All he did was put his head down and play. He got better. And then better again. The summer – when games are made – became a challenge. Be rookie of the year, be an all-star, be the MVP. Are you kidding? No, he wasn’t. Check. Check. Check. He just never stopped challenging himself. Korver talks about team film sessions of games where Rose might score 30 points in a victory, only to have him begin cursing himself in front of everyone over one turnover.

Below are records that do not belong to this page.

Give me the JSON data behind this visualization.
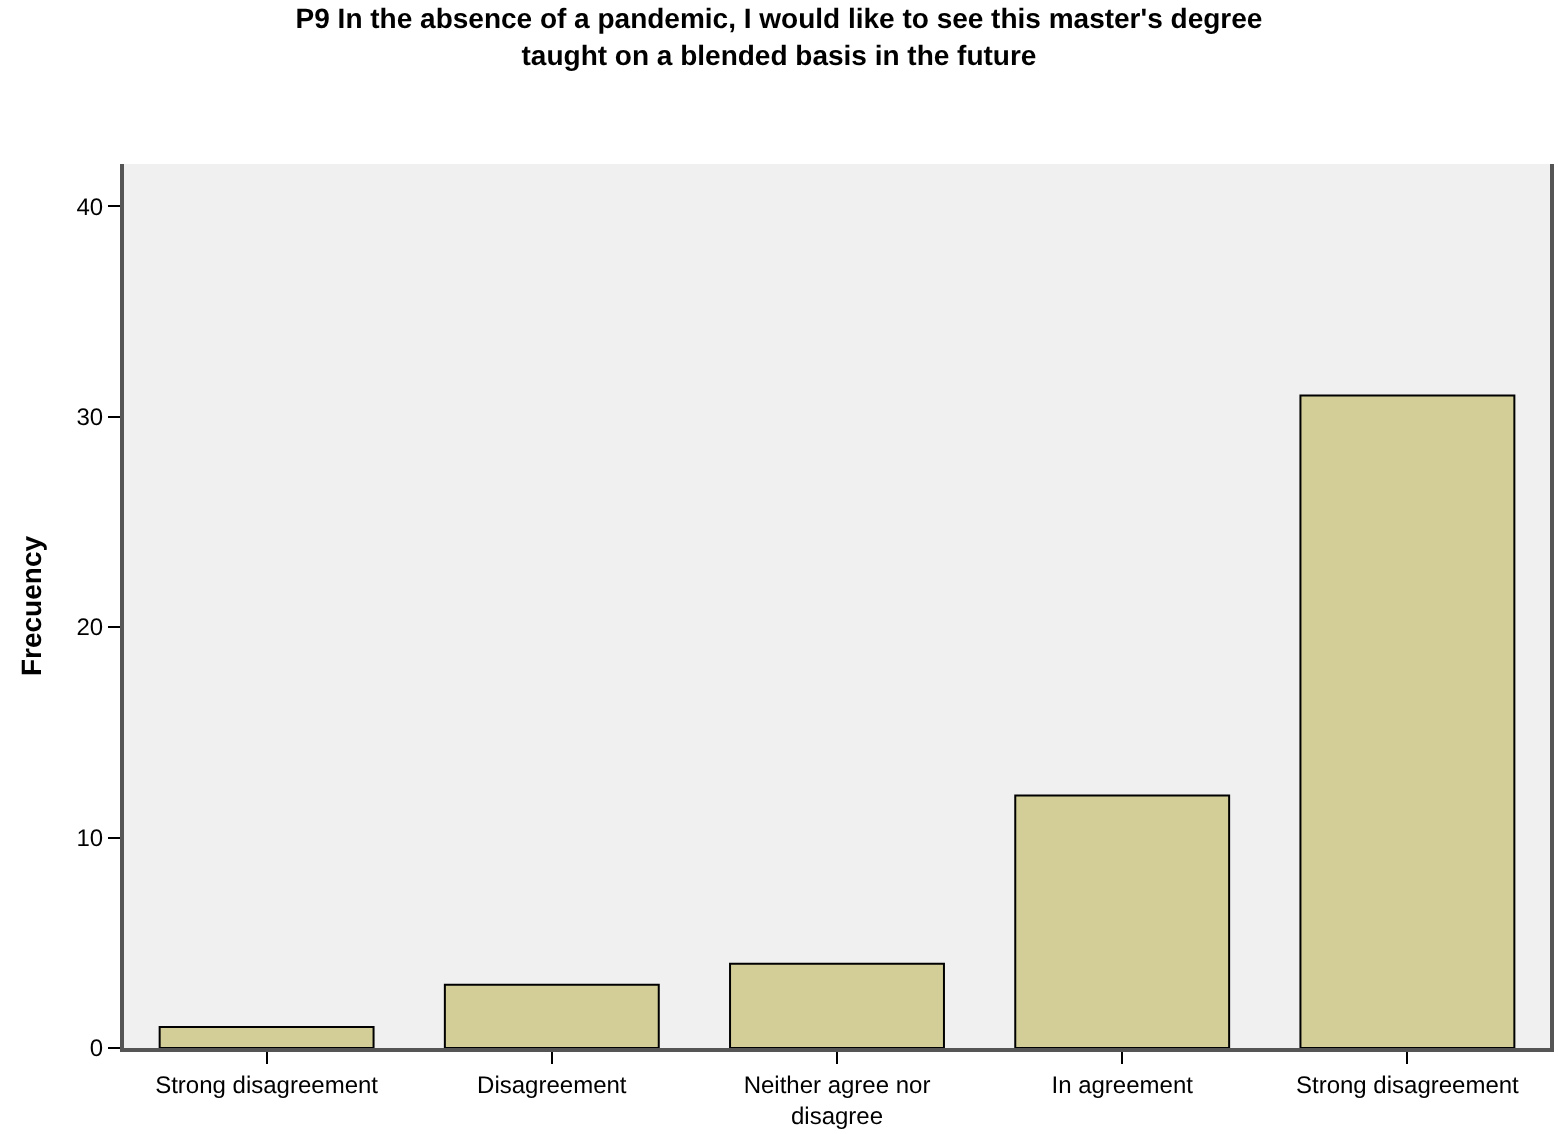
{
  "chart_data": {
    "type": "bar",
    "title": "P9 In the absence of a pandemic, I would like to see this master's degree taught on a blended basis in the future",
    "ylabel": "Frecuency",
    "categories": [
      "Strong disagreement",
      "Disagreement",
      "Neither agree nor disagree",
      "In agreement",
      "Strong disagreement"
    ],
    "values": [
      1,
      3,
      4,
      12,
      31
    ],
    "color": "#d3ce97",
    "ylim": [
      0,
      42
    ],
    "yticks": [
      0,
      10,
      20,
      30,
      40
    ],
    "grid": false,
    "legend": false
  }
}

This is exactly what people want out of their sports stars. It’s part of the idolization of Rose in Chicago and slowly across the country. The Bulls won a league-best 62 games this season because they played hard just about every night, a testament to coach Tom Thibodeau and, of course, Derrick Rose.
The challenge of these playoffs, the challenge for Rose, is that everyone plays hard now. These aren’t Jordan’s Bulls. They can’t cruise on talent. And so when Atlanta stunned them in Game 1, Rose was particularly hard on his own performance, questioning everything that went wrong.
It made the MVP parade that much tougher.
He was supposed to celebrate when he just wanted to compete. He was supposed to talk about how he was the best, when he just wanted to fix what was wrong with the Bulls. He was supposed to discuss his own dominance, when he couldn’t stop thinking about the playoffs potentially slipping away.
So late Wednesday night, after an ugly stat line, he was smiling and at ease. He stopped and visited with Strickland and John Calipari, his former college coach now at Kentucky. He posed for pictures. He ran into Kirk Hinrich(notes) and chatted for awhile.
On his MVP night he put up a non-MVP line and couldn’t have been happier. The Bulls had won. Besides, the trophy ceremony, the speech, the press conference, it was all over. Now it was on to Atlanta, a series in the balance, a playoff run still going.
It’s about basketball now, and for the NBA’s most unwilling star, that’s exactly how he wanted it.
The game, yes, the game is the easy part.